Experiments under the UNBC-McMaster Shoulder Pain database demonstrate that the GLA-CNN model outperforms other state-of-the-art methods. Visualization analyses show that GLA-CNN can not only extract local pain features with discrimination but also extract the correlation features between local features to ensure global context cues. However, although our proposed model is superior to other methods, the overall accuracy of pain assessment from facial expressions remains unsatisfactory. The reason lies in the following facts: 1) The sample size of the dataset is quite small (the number of subjects is only 25), which leads to pretty low generalization ability. 2) There are small differences between the facial pain features of “Weak pain” and “Mild pain”, and even clinicians have difficulty to distinguish them, therefore the accuracy of the ground truth is doubtful; By contrast, for “No pain” and “Strong pain”, their facial features are more obvious, so their accuracy are better than that of “Weak pain” and “Mild pain”. 3) The database only consists of facial expression information. However, in clinical applications, doctors always assess the pain density with multidimensional information such as facial expression, voice, activities, and inquiry, which greatly guarantees accuracy. Despite all this, the study of pain assessment based on facial expression is meaningful, particularly for infants and those patients with aphasia and language inability. To make artificial intelligence better serve medical and clinical pain assessment, it is imperative to establish larger datasets with more diverse patients and improved generalization capabilities. Additionally, there is a pressing need to develop video-based pain assessment methods that integrate facial expression with multimodal information such as voice and activities, thereby enhancing the accuracy and reliability of pain assessments.

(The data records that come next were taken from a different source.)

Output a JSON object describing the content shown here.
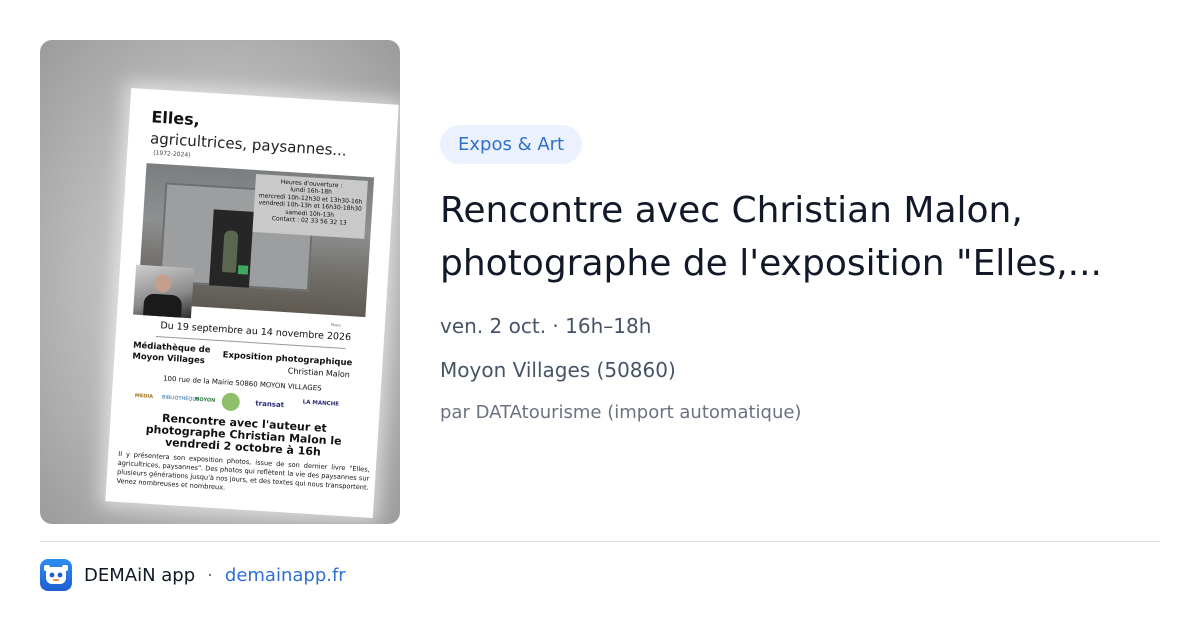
{
  "event_image": {
    "poster": {
      "title": "Elles,",
      "subtitle": "agricultrices, paysannes...",
      "years": "(1972-2024)",
      "hours": [
        "Heures d'ouverture :",
        "lundi 16h-18h",
        "mercredi 10h-12h30 et 13h30-16h",
        "vendredi 10h-13h et 16h30-18h30",
        "samedi 10h-13h",
        "Contact : 02 33 56 32 13"
      ],
      "dates": "Du 19 septembre au 14 novembre 2026",
      "venue_line1": "Médiathèque de",
      "venue_line2": "Moyon Villages",
      "expo": "Exposition photographique",
      "artist": "Christian Malon",
      "address": "100 rue de la Mairie 50860 MOYON VILLAGES",
      "logos": [
        "MEDIA",
        "BIBLIOTHÈQUE",
        "MOYON",
        "",
        "transat",
        "LA MANCHE"
      ],
      "headline": "Rencontre avec l'auteur et photographe Christian Malon le vendredi 2 octobre à 16h",
      "body": "Il y présentera son exposition photos, issue de son dernier livre \"Elles, agricultrices, paysannes\". Des photos qui reflètent la vie des paysannes sur plusieurs générations jusqu'à nos jours, et des textes qui nous transportent. Venez nombreuses et nombreux."
    }
  },
  "category_tag": "Expos & Art",
  "title_line1": "Rencontre avec Christian Malon,",
  "title_line2": "photographe de l'exposition \"Elles,...",
  "when": "ven. 2 oct. · 16h–18h",
  "where": "Moyon Villages (50860)",
  "source": "par DATAtourisme (import automatique)",
  "footer": {
    "app_name": "DEMAiN app",
    "separator": "·",
    "url": "demainapp.fr",
    "icon": "demain-app-icon"
  },
  "colors": {
    "tag_background": "#ecf2fd",
    "accent_blue": "#2f6fcf",
    "title": "#111827",
    "meta": "#475467"
  }
}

Institutional Review Board Statement
The study was approved by researchers at the McMaster University and University of Northern British Columbia. In addition, we also signed the requisite agreement, ensuring that all methods employed in this research were conducted in accordance with relevant guidelines and regulations.
Informed Consent Statement
In the article, the facial images used in Figs. 1, 3 and 6 are also part of the publicly available dataset in the UNBC-McMaster Shoulder Pain Expression Archive Database. When presenting these images, mosaic is partly overlapped on the faces to safeguard the privacy and anonymity of the individuals.
Disclosures
The authors declare no conflicts of interest.